You are a young U.S. soldier plucked from the comfort of your home and taken to some strangely named place where the last face you look at is aiming down a gun barrel. For both of you, No exit.
You are a 25-year-old junkie who consumes more drugs than food. You are so numbed by needles, weakened by chemicals, and emaciated by hepatitis, that if an overdose doesn't get you, you may drown in your own vomit. You contracted AIDS years ago and the clock is ticking toward your death. No exit.
You are a working man or woman. Every day you put the fifth bolt on the left rim of an electronic instrument. You commute for an hour to get home then drown the monotony by watching five hours of television. You turn the lights out and start all over again except on the next day, the instruments you put the bolts on will be red instead of blue and there will be different programs on TV. No Exit.
You are retired and in your "golden years." The company you poured your life into went bankrupt and the pension funds are gone. Your house is losing value every year, your health is poor and Social Security won't cover your monthly bills. The children you raised don't want to help. No exit.
You are a student not sure whether you are being educated or manipulated by a system that can't seem to make men think right regardless of how many facts are taught or debates are held. No exit.
Count them. Count the billions of men, women, boys and girls. Count the hopeless poverty and sin of their lives. No exit. Bred, born, burned out and then buried. No exit in life. No exit in death. That is the story of this age. In natural thinking, this is the conclusion. No exit.
BUT THE GOSPEL IS NOT ACCORDING TO JEAN PAUL SARTRE. The gospel is not according to the despair of this age. One man entered history, not by accident, but as the only man to ever truly "choose" to be born. That man entered from outside the room, something no one else ever did. He entered with faith, not fear; with hope, not despair. He was a carpenter. And he made a door in the room. He said, "I am the door. If anyone exits after me, he will get out."
Having made the door, he himself went out of the room and "made a way for us to escape from the evil world in which we live." He entered the room. He left the room. He made an exit for us. What a difference from the room of hopelessness to the room of life!
Are you in the room of no exit? There is a door. It will do you no good to stand there and say, "I won't go through the door because there may be others. There may be a Muslim door, Hindu door, a Buddhist door. " It will not do you any good to close your eyes and say, "I do not believe the door exists. " The door is not dependent on your belief. The door is always there.
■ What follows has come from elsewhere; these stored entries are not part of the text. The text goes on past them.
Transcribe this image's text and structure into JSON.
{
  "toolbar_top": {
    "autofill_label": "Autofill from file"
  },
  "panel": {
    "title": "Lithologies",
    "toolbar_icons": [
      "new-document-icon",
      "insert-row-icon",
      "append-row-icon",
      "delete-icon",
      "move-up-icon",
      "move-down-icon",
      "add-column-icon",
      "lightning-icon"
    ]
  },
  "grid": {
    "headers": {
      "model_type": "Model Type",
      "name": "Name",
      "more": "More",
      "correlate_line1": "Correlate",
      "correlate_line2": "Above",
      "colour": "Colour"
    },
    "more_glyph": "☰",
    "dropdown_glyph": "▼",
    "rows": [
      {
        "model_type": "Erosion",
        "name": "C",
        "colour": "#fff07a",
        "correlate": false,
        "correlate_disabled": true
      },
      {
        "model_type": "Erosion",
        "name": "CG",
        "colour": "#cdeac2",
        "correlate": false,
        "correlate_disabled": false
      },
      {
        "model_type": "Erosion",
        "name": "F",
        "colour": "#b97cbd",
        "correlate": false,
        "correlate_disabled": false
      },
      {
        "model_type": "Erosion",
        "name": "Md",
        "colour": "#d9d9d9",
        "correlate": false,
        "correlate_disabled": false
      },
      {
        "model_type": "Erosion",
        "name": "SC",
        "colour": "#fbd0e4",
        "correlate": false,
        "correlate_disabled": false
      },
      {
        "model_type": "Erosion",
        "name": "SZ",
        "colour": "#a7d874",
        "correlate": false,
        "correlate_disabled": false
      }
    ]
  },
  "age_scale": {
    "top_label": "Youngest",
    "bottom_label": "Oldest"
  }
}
The point is that you, if you want to get out, must go through the door that is open. Waiting to see if there are any other doors will not get you out now. Nor will it gain you anything if you insist on staying with the people who are still looking for other doors or have their eyes closed.
Go through the exit--Jesus Christ. And once you are out, stay out. Spend your time and devotion following the One who got you out instead of useless debating on whether or not there was another door.
Find the hope and purpose in life that comes from knowing Jesus Christ. You can know this Christ, this door, by talking to Him. Ask Him to forgive your sins and become controller of your life, then accept the fact that He does. He is the way, the truth, the life- THE EXIT.